Why Yahoo, once the darling of the internet, couldn't keep up
Company 'did so many things right' for years, but ultimately was unable to match Google and Facebook
It was 1994, the dawn of the World Wide Web — when people talked about surfing online with a browser called Netscape, and before sites like eBay, Hotmail or Craigslist even existed.
By one count, there were fewer than 3,000 websites around the world. Two engineering grad students at Stanford University in California, Jerry Yang and David Filo, decided to create a directory of their favourite ones.
Originally, it was called Jerry's Guide to the World Wide Web, and anyone who successfully applied to have their website added to the listings would get a personalized reply.
- Verizon confirms takeover of Yahoo's core business
- Yahoo may sell web properties, leaving it as holder of Alibaba and Yahoo Japan
Fast-forward a few years and Yahoo.com, an internet search directory and web portal, had gone public and become one of the pre-eminent companies in the digital economy. It was worth twice the value of Disney, and even after it was pounded by the dot-com crash of 2000-01, Yahoo had enough muscle to try to buy Google in 2002.
"Yahoo did so many things right for so many years," said Seana Meek, an Alberta native who worked for the company from 1999 until 2008.
"It was the internet for a significant portion of the population. Companies like Lycos, Excite and Infoseek came and went, while Yahoo endured."
Greg Sterling, a contributing editor to Search Engine Land, an internet hub for news about the search engine industry, said Yahoo was "the big brand on the internet" at one point.
"They operated shopping and real estate and autos and all these sort of historically newspaper-type classifieds ... They were one of the most advanced internet companies on a variety of fronts."
How times have changed. On Monday, U.S. telecom giant Verizon announced it is acquiring Yahoo's core units — Yahoo Mail, the Yahoo web portals, Yahoo Messenger and its internet advertising tools — for $4.83 billion US, effectively heralding the end of what was arguably once the world's most important internet company.
Yahoo will retain its non-core patents, lucrative stakes in Chinese e-commerce company Alibaba and Yahoo Japan, and a few other minor assets, but will change its name and essentially transform into a holding firm with no day-to-day operations.
All in all, the company is worth about $36 billion US today — down nearly 75 per cent from its prime in 2000, and significantly less than the $50 billion Microsoft offered up to buy it in 2008.
'Surfer' days
Yahoo's early days seem quaint compared with the quick-fire assaults of video, animation, flashy ads, apps, streaming and data that constitute today's internet.
In January 1997, its home page consisted of a search box, a few shortcuts to things like maps and stock quotes, and a list over two columns of 14 major categories of websites, including Arts and Humanities, Government, Health, and Society and Culture.
That was the era when the company's main offering was a curated, hierarchical directory of the world's major websites — an effort that seems quixotic with more than a billion sites in existence now, but that was only shut down in 2014.
Meek remembers trying to open a U.S. bank account after she moved to Silicon Valley to join Yahoo.

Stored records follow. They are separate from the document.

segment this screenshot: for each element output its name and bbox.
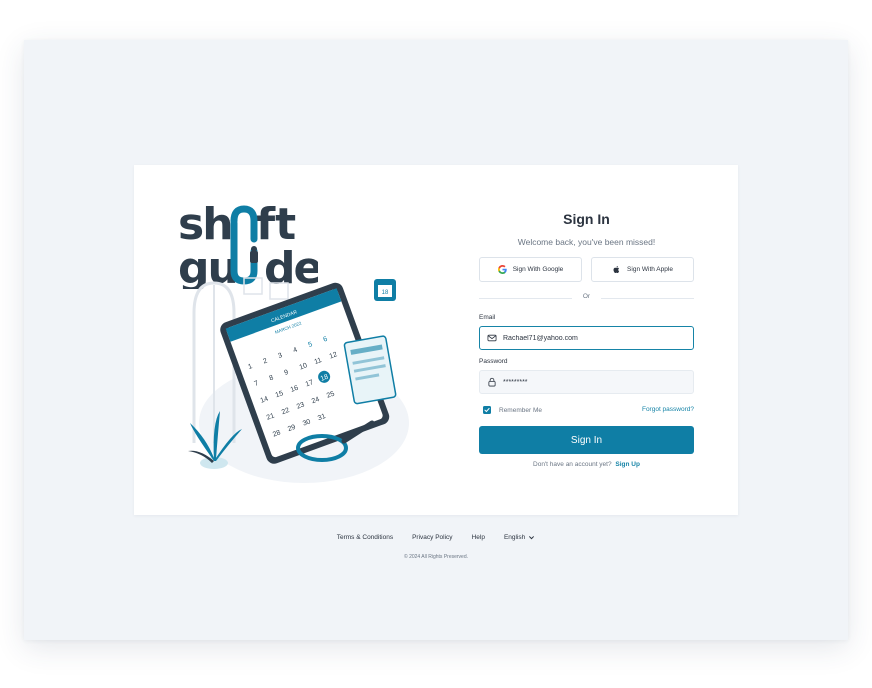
check-icon [484, 408, 490, 413]
google-signin-label: Sign With Google [512, 266, 564, 273]
signin-card: sh ft gu de CALENDAR MARCH 2022 1 2 3 4 … [134, 165, 738, 515]
apple-signin-label: Sign With Apple [627, 266, 673, 273]
language-selector[interactable]: English [504, 534, 535, 541]
email-input[interactable] [503, 334, 683, 342]
email-field[interactable] [479, 326, 694, 350]
page-subtitle: Welcome back, you've been missed! [517, 237, 656, 247]
date-badge: 18 [382, 290, 389, 296]
calendar-illustration: CALENDAR MARCH 2022 123456 789101112 141… [188, 277, 409, 483]
google-signin-button[interactable]: Sign With Google [479, 257, 582, 282]
signup-link[interactable]: Sign Up [615, 461, 640, 468]
or-divider: Or [479, 293, 694, 303]
password-label: Password [479, 358, 508, 365]
footer-links: Terms & Conditions Privacy Policy Help E… [24, 534, 848, 541]
password-field[interactable] [479, 370, 694, 394]
signup-row: Don't have an account yet? Sign Up [479, 461, 694, 468]
remember-me-checkbox[interactable] [483, 406, 491, 414]
google-icon [497, 265, 507, 274]
help-link[interactable]: Help [472, 534, 485, 541]
language-label: English [503, 534, 526, 541]
remember-me[interactable]: Remember Me [483, 406, 542, 414]
signin-button[interactable]: Sign In [479, 426, 694, 454]
signin-form: Sign In Welcome back, you've been missed… [479, 165, 694, 515]
remember-me-label: Remember Me [499, 406, 542, 414]
forgot-password-link[interactable]: Forgot password? [642, 406, 694, 413]
email-label: Email [479, 314, 496, 321]
chevron-down-icon [529, 536, 535, 540]
apple-icon [613, 266, 620, 274]
terms-link[interactable]: Terms & Conditions [337, 534, 393, 541]
password-input[interactable] [503, 378, 683, 386]
page-background: sh ft gu de CALENDAR MARCH 2022 1 2 3 4 … [24, 40, 848, 640]
copyright-text: © 2024 All Rights Preserved. [404, 554, 468, 560]
page-title: Sign In [563, 211, 610, 227]
signup-prompt: Don't have an account yet? [533, 461, 612, 468]
lock-icon [488, 377, 496, 387]
apple-signin-button[interactable]: Sign With Apple [591, 257, 694, 282]
privacy-link[interactable]: Privacy Policy [412, 534, 452, 541]
mail-icon [487, 334, 497, 342]
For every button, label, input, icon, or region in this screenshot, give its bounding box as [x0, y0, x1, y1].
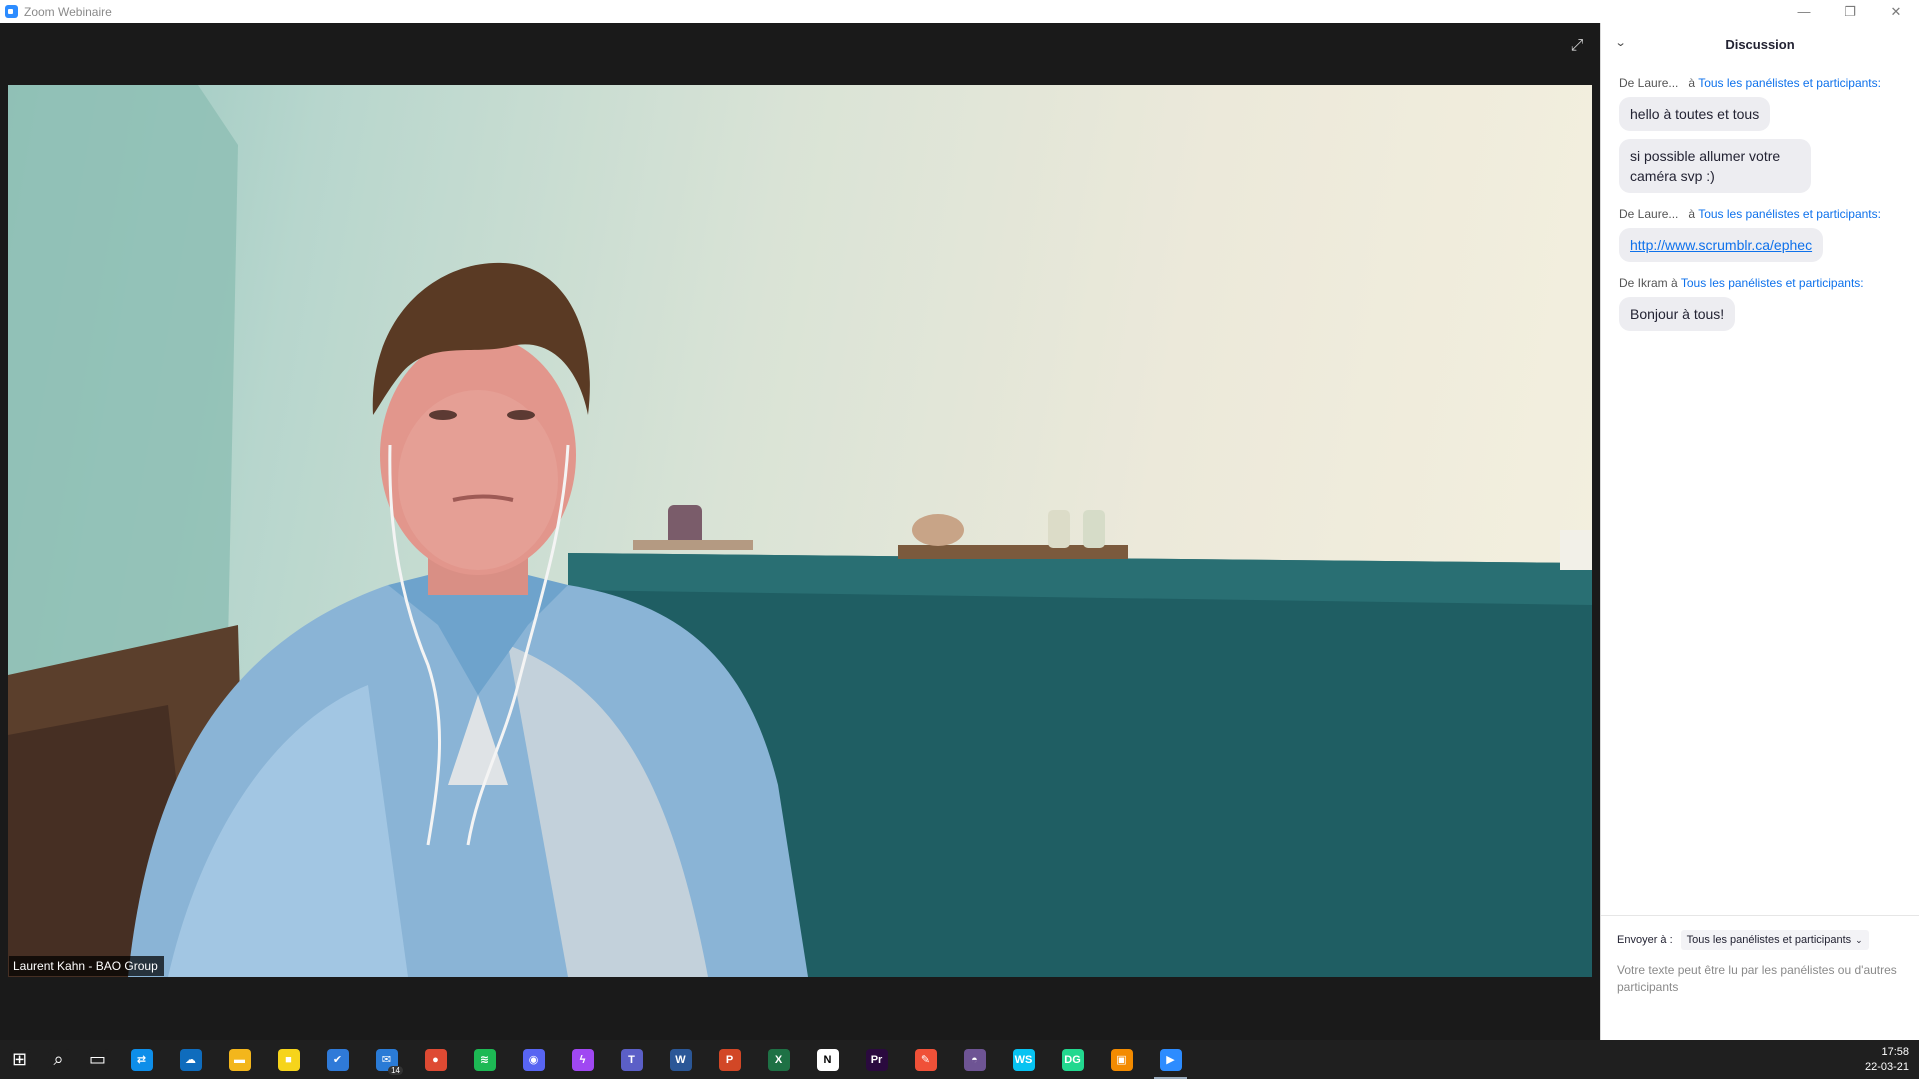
send-to-dropdown[interactable]: Tous les panélistes et participants ⌄: [1680, 930, 1869, 950]
todo-icon: ✔: [326, 1048, 349, 1071]
chat-message: De Laure... à Tous les panélistes et par…: [1619, 207, 1901, 270]
taskbar-todo-button[interactable]: ✔: [313, 1040, 362, 1079]
chat-composer: Envoyer à : Tous les panélistes et parti…: [1601, 915, 1919, 1040]
search-icon: ⌕: [47, 1048, 70, 1071]
message-to-prefix: à: [1671, 276, 1678, 290]
taskbar-datagrip-button[interactable]: DG: [1048, 1040, 1097, 1079]
zoom-app-icon: [5, 5, 18, 18]
taskbar-github-button[interactable]: ◓: [950, 1040, 999, 1079]
excel-icon: X: [767, 1048, 790, 1071]
teams-icon: T: [620, 1048, 643, 1071]
send-to-label: Envoyer à :: [1617, 934, 1673, 946]
taskbar-webstorm-button[interactable]: WS: [999, 1040, 1048, 1079]
taskbar: ⊞ ⌕ ▭ ⇄ ☁ ▬ ■ ✔ ✉ 14 ● ≋ ◉ ϟ T W P X N Pr ✎ ◓ WS DG ▣ ▶ 17:58 22-…: [0, 1040, 1919, 1079]
window-title: Zoom Webinaire: [24, 4, 112, 19]
word-icon: W: [669, 1048, 692, 1071]
participant-name-label: Laurent Kahn - BAO Group: [9, 956, 164, 976]
spotify-icon: ≋: [473, 1048, 496, 1071]
premiere-icon: Pr: [865, 1048, 888, 1071]
message-sender: De Ikram: [1619, 276, 1668, 290]
vmware-icon: ▣: [1110, 1048, 1133, 1071]
message-recipient: Tous les panélistes et participants:: [1698, 207, 1881, 221]
taskbar-start-button[interactable]: ⊞: [0, 1040, 39, 1079]
message-sender: De Laure...: [1619, 76, 1679, 90]
video-scene: [8, 85, 1592, 977]
taskbar-teams-button[interactable]: T: [607, 1040, 656, 1079]
chat-message: De Laure... à Tous les panélistes et par…: [1619, 76, 1901, 201]
chat-panel: ⌄ Discussion De Laure... à Tous les pané…: [1600, 23, 1919, 1040]
chat-message-list: De Laure... à Tous les panélistes et par…: [1601, 66, 1919, 339]
clock-date: 22-03-21: [1864, 1060, 1909, 1073]
message-sender: De Laure...: [1619, 207, 1679, 221]
chat-header: ⌄ Discussion: [1601, 23, 1919, 66]
message-link[interactable]: http://www.scrumblr.ca/ephec: [1619, 228, 1824, 262]
datagrip-icon: DG: [1061, 1048, 1084, 1071]
start-icon: ⊞: [8, 1048, 31, 1071]
file-explorer-icon: ▬: [228, 1048, 251, 1071]
minimize-button[interactable]: —: [1781, 0, 1827, 23]
teamviewer-icon: ⇄: [130, 1048, 153, 1071]
task-view-icon: ▭: [86, 1048, 109, 1071]
window-controls: — ❐ ✕: [1781, 0, 1919, 23]
taskbar-powerpoint-button[interactable]: P: [705, 1040, 754, 1079]
notion-icon: N: [816, 1048, 839, 1071]
taskbar-search-button[interactable]: ⌕: [39, 1040, 78, 1079]
mail-unread-badge: 14: [388, 1066, 403, 1075]
taskbar-task-view-button[interactable]: ▭: [78, 1040, 117, 1079]
discord-icon: ◉: [522, 1048, 545, 1071]
system-tray-clock[interactable]: 17:58 22-03-21: [1865, 1040, 1909, 1079]
powerpoint-icon: P: [718, 1048, 741, 1071]
message-to-prefix: à: [1688, 76, 1696, 90]
taskbar-discord-button[interactable]: ◉: [509, 1040, 558, 1079]
taskbar-swift-button[interactable]: ✎: [901, 1040, 950, 1079]
title-bar: Zoom Webinaire — ❐ ✕: [0, 0, 1919, 24]
chat-input[interactable]: Votre texte peut être lu par les panélis…: [1617, 962, 1897, 996]
message-meta: De Laure... à Tous les panélistes et par…: [1619, 207, 1901, 221]
chat-title: Discussion: [1725, 37, 1795, 52]
message-meta: De Laure... à Tous les panélistes et par…: [1619, 76, 1901, 90]
taskbar-chrome-button[interactable]: ●: [411, 1040, 460, 1079]
taskbar-vmware-button[interactable]: ▣: [1097, 1040, 1146, 1079]
taskbar-onedrive-button[interactable]: ☁: [166, 1040, 215, 1079]
taskbar-premiere-button[interactable]: Pr: [852, 1040, 901, 1079]
taskbar-zoom-button[interactable]: ▶: [1146, 1040, 1195, 1079]
taskbar-sticky-notes-button[interactable]: ■: [264, 1040, 313, 1079]
message-recipient: Tous les panélistes et participants:: [1698, 76, 1881, 90]
taskbar-spotify-button[interactable]: ≋: [460, 1040, 509, 1079]
message-bubble[interactable]: Bonjour à tous!: [1619, 297, 1736, 331]
clock-time: 17:58: [1881, 1045, 1909, 1058]
chat-message: De Ikram à Tous les panélistes et partic…: [1619, 276, 1901, 339]
taskbar-word-button[interactable]: W: [656, 1040, 705, 1079]
send-to-row: Envoyer à : Tous les panélistes et parti…: [1617, 930, 1903, 950]
swift-icon: ✎: [914, 1048, 937, 1071]
taskbar-excel-button[interactable]: X: [754, 1040, 803, 1079]
sticky-notes-icon: ■: [277, 1048, 300, 1071]
restore-button[interactable]: ❐: [1827, 0, 1873, 23]
message-to-prefix: à: [1688, 207, 1696, 221]
taskbar-messenger-button[interactable]: ϟ: [558, 1040, 607, 1079]
close-button[interactable]: ✕: [1873, 0, 1919, 23]
message-bubble[interactable]: si possible allumer votre caméra svp :): [1619, 139, 1811, 193]
message-meta: De Ikram à Tous les panélistes et partic…: [1619, 276, 1901, 290]
chevron-down-icon[interactable]: ⌄: [1615, 36, 1627, 49]
send-to-value: Tous les panélistes et participants: [1686, 934, 1852, 946]
chevron-down-icon: ⌄: [1855, 934, 1863, 945]
participant-video[interactable]: Laurent Kahn - BAO Group: [8, 85, 1592, 977]
message-recipient: Tous les panélistes et participants:: [1680, 276, 1864, 290]
taskbar-teamviewer-button[interactable]: ⇄: [117, 1040, 166, 1079]
github-icon: ◓: [963, 1048, 986, 1071]
expand-icon[interactable]: ⤢: [1566, 35, 1588, 57]
message-bubble[interactable]: hello à toutes et tous: [1619, 97, 1771, 131]
taskbar-mail-button[interactable]: ✉ 14: [362, 1040, 411, 1079]
chrome-icon: ●: [424, 1048, 447, 1071]
messenger-icon: ϟ: [571, 1048, 594, 1071]
video-area: ⤢ Laurent Kahn - BAO Group: [0, 23, 1600, 1040]
taskbar-notion-button[interactable]: N: [803, 1040, 852, 1079]
zoom-icon: ▶: [1159, 1048, 1182, 1071]
webstorm-icon: WS: [1012, 1048, 1035, 1071]
onedrive-icon: ☁: [179, 1048, 202, 1071]
taskbar-file-explorer-button[interactable]: ▬: [215, 1040, 264, 1079]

Her job then was to surf the web and expand, update and organize the directory's Canadian content.
"I wrote down my profession as 'surfer' on the form. The person I handed the form to said, 'Surfer? No, no, we need your job title.' So, I showed her my business card with 'surfer' plainly visible. She wrote 'software engineer' on the form."
Shortly after, Yahoo realized that manually browsing and indexing the rapidly expanding internet was proving too burdensome, so it signed up a then-upstart Google, also founded out of Stanford, to power its search portal.
"That sort of made Google in a certain way. That helped mainstream and introduce Google to a lot of people," Sterling said.
Yahoo offered to outright buy Google in 2002 but was rebuffed. In 2006, it made a $1-billion offer for a still-fledgling Facebook.
Today, observers say both those rivals are largely responsible for Yahoo's demise.
"The rise of Google and search, and Facebook and social, it's just taken a lot of advertising revenue out of the market," said Laura Martin, New York-based senior analyst for investment bank and asset management firm Needham and Co.
'Didn't pivot fast enough'
Google receives about two-thirds of all internet search requests, which are considered a lucrative way to advertise because there's a direct link between what people search for, the advertising pushed on them in the results and their decision to buy.
"You search camera and you buy a camera," Martin said, and a company that takes out the ad on Google knows right away if its digital marketing paid off.
Meanwhile Facebook has incomparably rich data on its users — what movies they watch, which books they read, where they travel, when they're active online — that it can leverage to draw premium advertising dollars.
"Yahoo didn't pivot fast enough toward search, which Google does so well, or toward social, which Facebook does," Martin explained.
Yahoo's services aren't likely to disappear once they're in Verizon's hands — analysts expect the telecom conglomerate to pair them with data on its 100 million mobile-phone subscribers to boost the ability to sell targeted ads — but the company's days as an internet giant are over.